If MS cant be expected to vet every driver they push with their autoupdater they shouldnt push drivers with the same tool that autoupdates their OS. Make one or the other. I see a use for autoupdate only MS products and a triggered updater for drivers that only gets used by the error wizard with a user prompt(whtever they call it) if they want to be able to claim no responsibility

KairuByte@lemmy.dbzer0.com on 09 Sep 16:58 collapse

So you’d like to go back to the old days where users install their devices with a third party installer every time they get a new hardware item, require providing drivers during install, and never update those drivers?

Why wouldn’t it be up to the driver provider to vet the drivers being provided?

Droechai@piefed.blahaj.zone on 09 Sep 17:11 collapse

So the end user is responsible to hunt down the driver publisher? In what way is that better than MS being responsible and they keep the publishers in line before the publishers get access to autoupdater?

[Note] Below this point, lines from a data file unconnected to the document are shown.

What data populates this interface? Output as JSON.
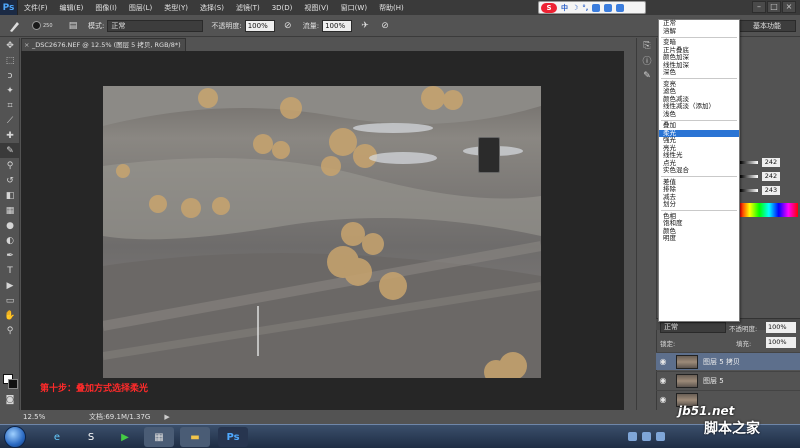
{
  "app": {
    "logo": "Ps",
    "menu": [
      "文件(F)",
      "编辑(E)",
      "图像(I)",
      "图层(L)",
      "类型(Y)",
      "选择(S)",
      "滤镜(T)",
      "3D(D)",
      "视图(V)",
      "窗口(W)",
      "帮助(H)"
    ]
  },
  "ime": {
    "logo": "S",
    "items": [
      "中",
      "☽",
      "°,"
    ]
  },
  "options_bar": {
    "brush_size": "250",
    "mode_label": "模式:",
    "mode_value": "正常",
    "opacity_label": "不透明度:",
    "opacity_value": "100%",
    "flow_label": "流量:",
    "flow_value": "100%",
    "workspace": "基本功能"
  },
  "document": {
    "tab_title": "_DSC2676.NEF @ 12.5% (图层 5 拷贝, RGB/8*)",
    "zoom": "12.5%",
    "doc_info": "文档:69.1M/1.37G"
  },
  "annotation": "第十步：叠加方式选择柔光",
  "blend_dropdown": {
    "groups": [
      [
        "正常",
        "溶解"
      ],
      [
        "变暗",
        "正片叠底",
        "颜色加深",
        "线性加深",
        "深色"
      ],
      [
        "变亮",
        "滤色",
        "颜色减淡",
        "线性减淡（添加）",
        "浅色"
      ],
      [
        "叠加",
        "柔光",
        "强光",
        "亮光",
        "线性光",
        "点光",
        "实色混合"
      ],
      [
        "差值",
        "排除",
        "减去",
        "划分"
      ],
      [
        "色相",
        "饱和度",
        "颜色",
        "明度"
      ]
    ],
    "selected": "柔光"
  },
  "color_panel": {
    "r": "242",
    "g": "242",
    "b": "243"
  },
  "layers_panel": {
    "mode": "正常",
    "opacity_label": "不透明度:",
    "opacity_value": "100%",
    "lock_label": "锁定:",
    "fill_label": "填充:",
    "fill_value": "100%",
    "layers": [
      {
        "name": "图层 5 拷贝",
        "selected": true
      },
      {
        "name": "图层 5",
        "selected": false
      },
      {
        "name": "",
        "selected": false
      }
    ]
  },
  "watermark": {
    "line1": "jb51.net",
    "line2": "脚本之家"
  },
  "colors": {
    "accent": "#2a74d4",
    "annotation": "#ff2a2a",
    "panel": "#535353"
  }
}
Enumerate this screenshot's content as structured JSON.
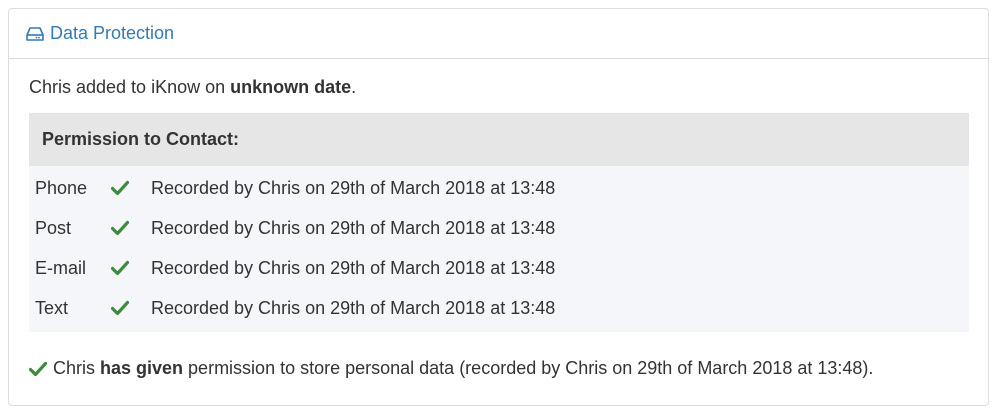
{
  "panel": {
    "title": "Data Protection",
    "title_icon": "hard-drive-icon"
  },
  "added": {
    "prefix": "Chris added to iKnow on ",
    "date": "unknown date",
    "suffix": "."
  },
  "permissions": {
    "header": "Permission to Contact:",
    "rows": [
      {
        "method": "Phone",
        "status_icon": "check-icon",
        "recorded": "Recorded by Chris on 29th of March 2018 at 13:48"
      },
      {
        "method": "Post",
        "status_icon": "check-icon",
        "recorded": "Recorded by Chris on 29th of March 2018 at 13:48"
      },
      {
        "method": "E-mail",
        "status_icon": "check-icon",
        "recorded": "Recorded by Chris on 29th of March 2018 at 13:48"
      },
      {
        "method": "Text",
        "status_icon": "check-icon",
        "recorded": "Recorded by Chris on 29th of March 2018 at 13:48"
      }
    ]
  },
  "consent": {
    "status_icon": "check-icon",
    "prefix": "Chris ",
    "emphasis": "has given",
    "suffix": " permission to store personal data (recorded by Chris on 29th of March 2018 at 13:48)."
  },
  "colors": {
    "link": "#337ab7",
    "check": "#3c8c3c",
    "header_bg": "#e6e6e6",
    "rows_bg": "#f4f6fa"
  }
}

About the third party installer, why not use my suggested solution rather than putting words in my mouth? Keep the drivers in a separate MS installer from autoupdates

KairuByte@lemmy.dbzer0.com on 09 Sep 20:18 collapse

Error wizard only updates leads us right into issues of insecure drivers being left in place because they aren’t causing errors. Or what if the drivers originally installed were engineering drivers, and an update was to correct them? Never going to hit because it never errored.

The reality is, the current solution works. Is it infallible? No, of course not. But this is like getting mad at FexEx because they didn’t confirm the package Amazon sent you was the actual item you ordered.

Droechai@piefed.blahaj.zone on 10 Sep 12:03 collapse

Except you didnt order it, FedEx decided you needed the package.
More, the package contained termites that got out and infested your house

FreedomAdvocate@lemmy.net.au on 08 Sep 23:13 collapse

The takeaway: Microsoft forced pre-release firmware onto millions of computers.

How you read that article and came to that conclusion is beyond me. No, that’s not the takeaway lol. Microsoft didn’t force the pre-release firmware onto people SSD’s.